You are viewing a plain text version of this content. The canonical link for it is here.
Posted to solr-user@lucene.apache.org by "Dan Hertz (Insight 49, LLC)" <in...@gmail.com> on 2010/03/03 21:54:22 UTC

Escaping options for tika/solr cell extract-only output

Looking at http://wiki.apache.org/solr/ExtractingRequestHandler:

Extract Only
"the output includes XML generated by Tika (and is hence further escaped 
by Solr's XML)"

...is there an option to NOT have the resulting TIKA output escaped?

so &lt;head&gt; would come back as <head/>

If no, what would need to be done to enable this option? Looked into 
SOLR-1274.patch, but didn't see a parameter for such a thing.

Thanks,

Dan

Re: Escaping options for tika/solr cell extract-only output

Posted by Chris Hostetter <ho...@fucit.org>.
: You can return it with any of the other writers, like JSON or PHP.

The key being that the output from Tika is content -- that content just so 
happens to be a string containing xml -- which is then formated by a 
response writer.

(although given that ExtractingRequestHandler has an extract only mode, 
it could probably be modified pretty easily so that it would play nicely 
with the RawResponseWriter if asked)

-Hoss


Re: Escaping options for tika/solr cell extract-only output

Posted by Lance Norskog <go...@gmail.com>.
You can return it with any of the other writers, like JSON or PHP.

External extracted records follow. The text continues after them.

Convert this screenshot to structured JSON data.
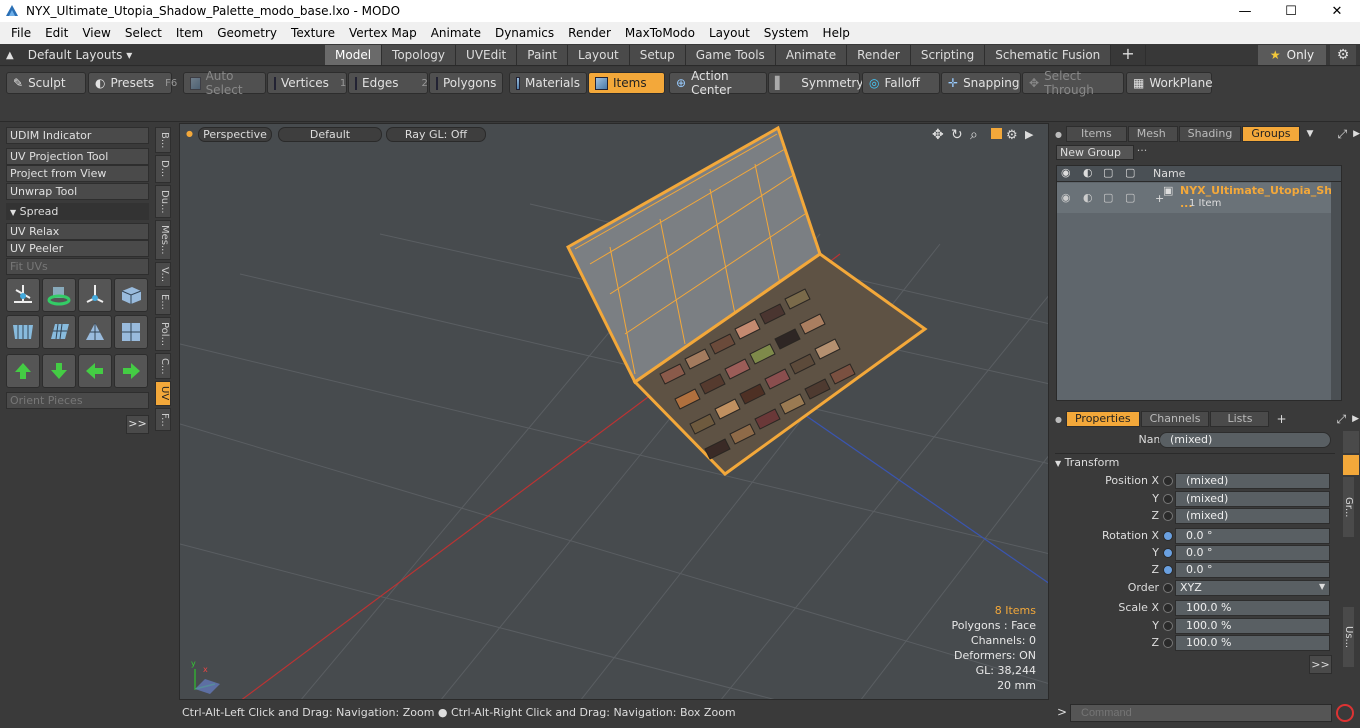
{
  "window": {
    "title": "NYX_Ultimate_Utopia_Shadow_Palette_modo_base.lxo - MODO",
    "minimize": "—",
    "maximize": "☐",
    "close": "✕"
  },
  "menu": [
    "File",
    "Edit",
    "View",
    "Select",
    "Item",
    "Geometry",
    "Texture",
    "Vertex Map",
    "Animate",
    "Dynamics",
    "Render",
    "MaxToModo",
    "Layout",
    "System",
    "Help"
  ],
  "layoutbar": {
    "layouts_label": "Default Layouts ▾",
    "tabs": [
      "Model",
      "Topology",
      "UVEdit",
      "Paint",
      "Layout",
      "Setup",
      "Game Tools",
      "Animate",
      "Render",
      "Scripting",
      "Schematic Fusion",
      "+"
    ],
    "active_tab": "Model",
    "only_label": "Only"
  },
  "toolbar": {
    "sculpt": "Sculpt",
    "presets": "Presets",
    "presets_key": "F6",
    "auto_select": "Auto Select",
    "vertices": "Vertices",
    "vertices_key": "1",
    "edges": "Edges",
    "edges_key": "2",
    "polygons": "Polygons",
    "materials": "Materials",
    "items": "Items",
    "action_center": "Action Center",
    "symmetry": "Symmetry",
    "falloff": "Falloff",
    "snapping": "Snapping",
    "select_through": "Select Through",
    "workplane": "WorkPlane"
  },
  "leftpanel": {
    "udim": "UDIM Indicator",
    "uv_projection": "UV Projection Tool",
    "project_from_view": "Project from View",
    "unwrap": "Unwrap Tool",
    "spread": "Spread",
    "uv_relax": "UV Relax",
    "uv_peeler": "UV Peeler",
    "fit_uvs": "Fit UVs",
    "orient_pieces": "Orient Pieces",
    "more": ">>",
    "vtabs": [
      "B...",
      "D...",
      "Du...",
      "Mes...",
      "V...",
      "E...",
      "Pol...",
      "C...",
      "UV",
      "F..."
    ]
  },
  "viewport": {
    "perspective": "Perspective",
    "default": "Default",
    "raygl": "Ray GL: Off",
    "items_count": "8 Items",
    "polygons": "Polygons : Face",
    "channels": "Channels: 0",
    "deformers": "Deformers: ON",
    "gl": "GL: 38,244",
    "scale": "20 mm"
  },
  "status": "Ctrl-Alt-Left Click and Drag: Navigation: Zoom ● Ctrl-Alt-Right Click and Drag: Navigation: Box Zoom",
  "rightpanel": {
    "top_tabs": [
      "Items",
      "Mesh ...",
      "Shading",
      "Groups"
    ],
    "active_top": "Groups",
    "new_group": "New Group",
    "name_col": "Name",
    "group_name": "NYX_Ultimate_Utopia_Sh ...",
    "group_count": "1 Item",
    "bottom_tabs": [
      "Properties",
      "Channels",
      "Lists",
      "+"
    ],
    "active_bottom": "Properties",
    "name_label": "Name",
    "name_val": "(mixed)",
    "transform": "Transform",
    "position_label": "Position X",
    "pos_x": "(mixed)",
    "pos_y": "(mixed)",
    "pos_z": "(mixed)",
    "rotation_label": "Rotation X",
    "rot_x": "0.0 °",
    "rot_y": "0.0 °",
    "rot_z": "0.0 °",
    "order_label": "Order",
    "order_val": "XYZ",
    "scale_label": "Scale X",
    "scale_x": "100.0 %",
    "scale_y": "100.0 %",
    "scale_z": "100.0 %",
    "y": "Y",
    "z": "Z",
    "more": ">>",
    "side_tabs": [
      "Gr...",
      "Us..."
    ]
  },
  "command": {
    "placeholder": "Command",
    "prompt": ">"
  }
}
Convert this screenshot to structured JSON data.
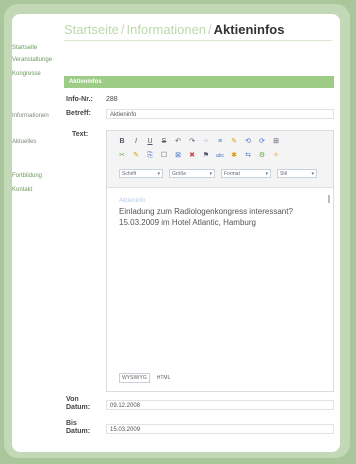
{
  "nav": [
    {
      "label": "Startseite",
      "muted": false
    },
    {
      "label": "Veranstaltungen",
      "muted": false
    },
    {
      "label": "Kongresse",
      "muted": false
    },
    {
      "label": "Informationen",
      "muted": true
    },
    {
      "label": "Aktuelles",
      "muted": true
    },
    {
      "label": "Fortbildung",
      "muted": false
    },
    {
      "label": "Kontakt",
      "muted": false
    }
  ],
  "breadcrumb": {
    "items": [
      "Startseite",
      "Informationen",
      "Aktieninfos"
    ],
    "separator": "/"
  },
  "panel": {
    "title": "Aktieninfos"
  },
  "form": {
    "info_nr_label": "Info-Nr.:",
    "info_nr_value": "288",
    "betreff_label": "Betreff:",
    "betreff_value": "Aktieninfo",
    "text_label": "Text:",
    "von_label": "Von Datum:",
    "von_value": "09.12.2008",
    "bis_label": "Bis Datum:",
    "bis_value": "15.03.2009"
  },
  "toolbar": {
    "row1": [
      "B",
      "I",
      "U",
      "S",
      "↶",
      "↷",
      "⁘",
      "≡",
      "✎",
      "⟲",
      "⟳",
      "⊞"
    ],
    "row2": [
      "✂",
      "✎",
      "⎘",
      "☐",
      "⊠",
      "✖",
      "⚑",
      "abc",
      "✱",
      "⇆",
      "⚙",
      "✧"
    ],
    "fonts": "Schrift",
    "size": "Größe",
    "format": "Format",
    "extra": "Stil"
  },
  "editor": {
    "placeholder": "Aktieninfo",
    "line1": "Einladung zum Radiologenkongress interessant?",
    "line2": "15.03.2009 im Hotel Atlantic, Hamburg"
  },
  "modes": {
    "wysiwyg": "WYSIWYG",
    "html": "HTML"
  }
}
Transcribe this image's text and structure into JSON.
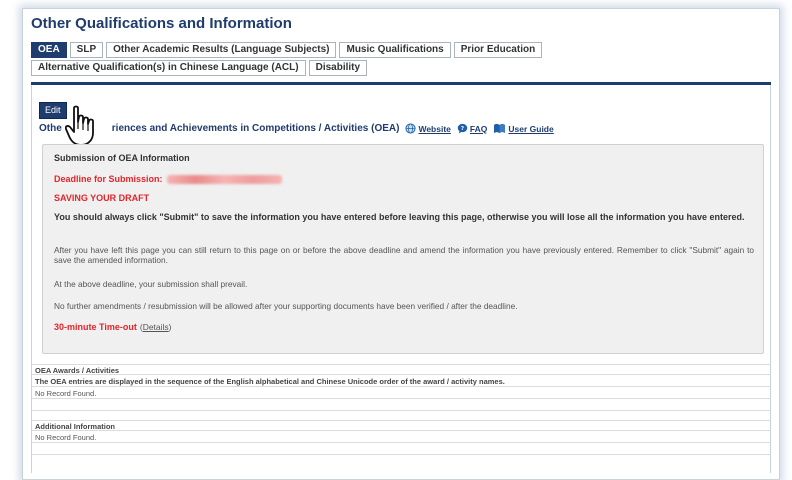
{
  "page": {
    "title": "Other Qualifications and Information"
  },
  "tabs": [
    {
      "label": "OEA",
      "active": true
    },
    {
      "label": "SLP",
      "active": false
    },
    {
      "label": "Other Academic Results (Language Subjects)",
      "active": false
    },
    {
      "label": "Music Qualifications",
      "active": false
    },
    {
      "label": "Prior Education",
      "active": false
    },
    {
      "label": "Alternative Qualification(s) in Chinese Language (ACL)",
      "active": false
    },
    {
      "label": "Disability",
      "active": false
    }
  ],
  "edit_button": {
    "label": "Edit"
  },
  "section": {
    "heading_start": "Othe",
    "heading_end": "riences and Achievements in Competitions / Activities (OEA)",
    "links": {
      "website": "Website",
      "faq": "FAQ",
      "user_guide": "User Guide"
    }
  },
  "notice": {
    "title": "Submission of OEA Information",
    "deadline_label": "Deadline for Submission:",
    "draft_heading": "SAVING YOUR DRAFT",
    "warning": "You should always click \"Submit\" to save the information you have entered before leaving this page, otherwise you will lose all the information you have entered.",
    "para1": "After you have left this page you can still return to this page on or before the above deadline and amend the information you have previously entered. Remember to click \"Submit\" again to save the amended information.",
    "para2": "At the above deadline, your submission shall prevail.",
    "para3": "No further amendments / resubmission will be allowed after your supporting documents have been verified / after the deadline.",
    "timeout_label": "30-minute Time-out",
    "details_open": "(",
    "details_link": "Details",
    "details_close": ")"
  },
  "awards": {
    "header": "OEA Awards / Activities",
    "note": "The OEA entries are displayed in the sequence of the English alphabetical and Chinese Unicode order of the award / activity names.",
    "empty": "No Record Found."
  },
  "additional": {
    "header": "Additional Information",
    "empty": "No Record Found."
  },
  "colors": {
    "brand": "#1f3c6e",
    "alert": "#e0262b"
  }
}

The alternative design decision for the XML output writer would be to
emit using CDATA instead of escaping.

On Wed, Mar 3, 2010 at 12:54 PM, Dan Hertz (Insight 49, LLC)
<in...@gmail.com> wrote:
> Looking at http://wiki.apache.org/solr/ExtractingRequestHandler:
>
> Extract Only
> "the output includes XML generated by Tika (and is hence further escaped by
> Solr's XML)"
>
> ...is there an option to NOT have the resulting TIKA output escaped?
>
> so &lt;head&gt; would come back as <head/>
>
> If no, what would need to be done to enable this option? Looked into
> SOLR-1274.patch, but didn't see a parameter for such a thing.
>
> Thanks,
>
> Dan
>



-- 
Lance Norskog
goksron@gmail.com